Producteurs inquiets

Deux cent personnes se sont présentées à cette marche, organisée par les Producteurs de lait du Saguenay. Ce rassemblement survient deux semaines après une autre manifestation, le 23 mai, devant le siège de l’Union des producteurs agricoles (UPA) à Longueuil. Les producteurs laitiers ont dénoncé le prix de 64,12$ l’hectolitre et demandé des actions leur syndicat, les Producteurs de lait du Québec (PLQ), une branche de l’UPA.

Envoyer à perte

Les économistes de la Commission canadienne du lait, un organisme para-gouvernemental fédéral, ont établi que le coût de production d’un hectolitre de lait se situe à 76,55$ en 2016, en baisse de 1,9% par rapport à 2015. Cette donnée signifie que, pour faire leurs frais, les producteurs laitiers ont en moyenne besoin de ce prix. Il est cependant de 12,43$ en deçà de ce montant.

Les PLQ n’ont pas encore demandé une correction du prix auprès de la Commission. Pour invoquer cette clause exceptionnelle, le prix du lait doit descendre en dessous de 3,5% du coût de production. Il se tient présentement à environ 15%.

Invoquer cette clause permettrait de hausser le prix en réduisant la production. Les PLQ ont cependant besoin de l’appui des autres provinces. La Colombie-Britannique, la Saskatchewan et d’autres se sont exprimés favorables à la demande, mais l’Ontario n’a pas encore embarqué. «Idéalement, ça prend leur appui, mais à cause des négociations de l’ALÉNA, ils ne veulent pas», a décrit M. Cyr.

Cas d’un producteur

Luc Turmel, producteur laitier de Saints-Anges, croit que la situation va s’empirer cet été, une période de l’année où la consommation a l’habitude de fléchir. «Il va tomber à 60$ l’hectolitre», est-il convaincu.

Son frère et lui s’occupent d’un troupeau de 50 vaches.

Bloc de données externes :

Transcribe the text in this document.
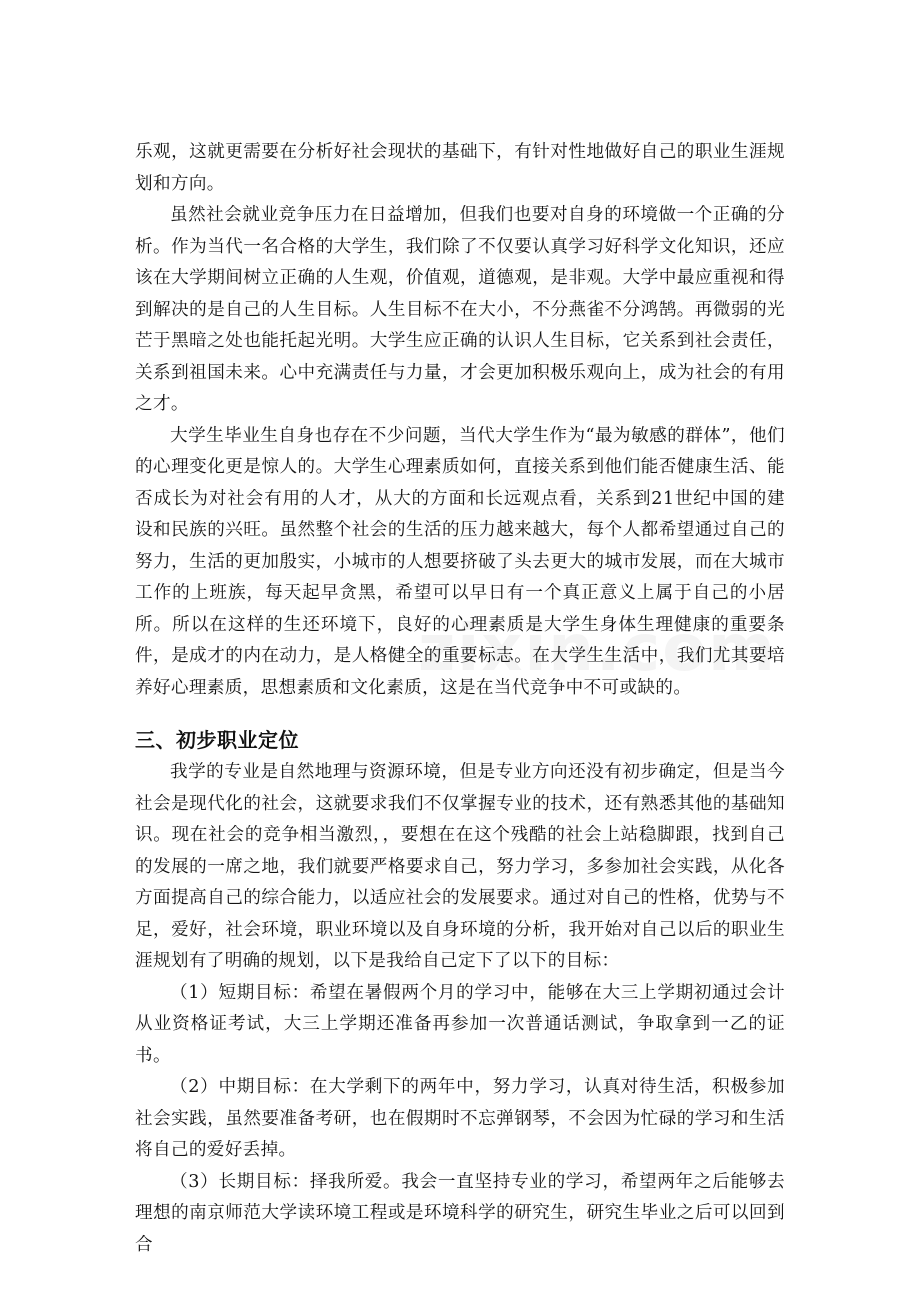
乐观，这就更需要在分析好社会现状的基础下，有针对性地做好自己的职业生涯规划和方向。

虽然社会就业竞争压力在日益增加，但我们也要对自身的环境做一个正确的分析。作为当代一名合格的大学生，我们除了不仅要认真学习好科学文化知识，还应该在大学期间树立正确的人生观，价值观，道德观，是非观。大学中最应重视和得到解决的是自己的人生目标。人生目标不在大小，不分燕雀不分鸿鹄。再微弱的光芒于黑暗之处也能托起光明。大学生应正确的认识人生目标，它关系到社会责任，关系到祖国未来。心中充满责任与力量，才会更加积极乐观向上，成为社会的有用之才。

大学生毕业生自身也存在不少问题，当代大学生作为“最为敏感的群体”，他们的心理变化更是惊人的。大学生心理素质如何，直接关系到他们能否健康生活、能否成长为对社会有用的人才，从大的方面和长远观点看，关系到21世纪中国的建设和民族的兴旺。虽然整个社会的生活的压力越来越大，每个人都希望通过自己的努力，生活的更加殷实，小城市的人想要挤破了头去更大的城市发展，而在大城市工作的上班族，每天起早贪黑，希望可以早日有一个真正意义上属于自己的小居所。所以在这样的生还环境下，良好的心理素质是大学生身体生理健康的重要条件，是成才的内在动力，是人格健全的重要标志。在大学生生活中，我们尤其要培养好心理素质，思想素质和文化素质，这是在当代竞争中不可或缺的。

三、初步职业定位

我学的专业是自然地理与资源环境，但是专业方向还没有初步确定，但是当今社会是现代化的社会，这就要求我们不仅掌握专业的技术，还有熟悉其他的基础知识。现在社会的竞争相当激烈，，要想在在这个残酷的社会上站稳脚跟，找到自己的发展的一席之地，我们就要严格要求自己，努力学习，多参加社会实践，从化各方面提高自己的综合能力，以适应社会的发展要求。通过对自己的性格，优势与不足，爱好，社会环境，职业环境以及自身环境的分析，我开始对自己以后的职业生涯规划有了明确的规划，以下是我给自己定下了以下的目标：

（1）短期目标：希望在暑假两个月的学习中，能够在大三上学期初通过会计从业资格证考试，大三上学期还准备再参加一次普通话测试，争取拿到一乙的证书。

（2）中期目标：在大学剩下的两年中，努力学习，认真对待生活，积极参加社会实践，虽然要准备考研，也在假期时不忘弹钢琴，不会因为忙碌的学习和生活将自己的爱好丢掉。

（3）长期目标：择我所爱。我会一直坚持专业的学习，希望两年之后能够去理想的南京师范大学读环境工程或是环境科学的研究生，研究生毕业之后可以回到合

Après un incendie qui a ravagé leur ferme, ils ont investi des sommes importantes pour moderniser leur équipement en 2012-2013.

Luc Turmel trouve assez ordinaire de dépenser 607 M$ pour les deux jours du sommet du G7, tandis que les producteurs laitiers de l’ensemble du Canada ont reçu seulement 250 M$ sur cinq ans pour le Programme d’investissement pour fermes laitières (PFIL), afin de compenser l’ouverture de 5% du marché canadien aux produits laitiers européens.

Après quelques appels dans son entourage et selon la lecture des commentaires en ligne, Luc Turmel croit qu’entre 30 et 40% des producteurs font face à des difficultés financières. «S’ils veulent la fin de la ferme, ils vont l’avoir bientôt. Ils permettent aux multinationales de faire de l’argent sur le dos des producteurs québécois», ajoute-t-il.

Dans l’immédiat, Luc Turmel va tenter de réduire ses dépenses en réparant la machinerie par lui-même, peut-être diminuer le nombre de visites du vétérinaire ou réparer plutôt que remplacer de l’équipement. «Je n’attendrai pas de me ruiner pour un domaine où on est exploité. J’aime l’agriculture, mais je ne suis pas sadomasochiste», dit-il.

Critique de l’UPA

M. Turmel a l’impression que son syndicat n’est pas assez proactif dans ce dossier. «Ça fait longtemps qu’ils auraient dû agir. Je trouve qu’à l’UPA, il y a de bonnes personnes, mais il y en a aussi qui regarde le train passer», termine-t-il.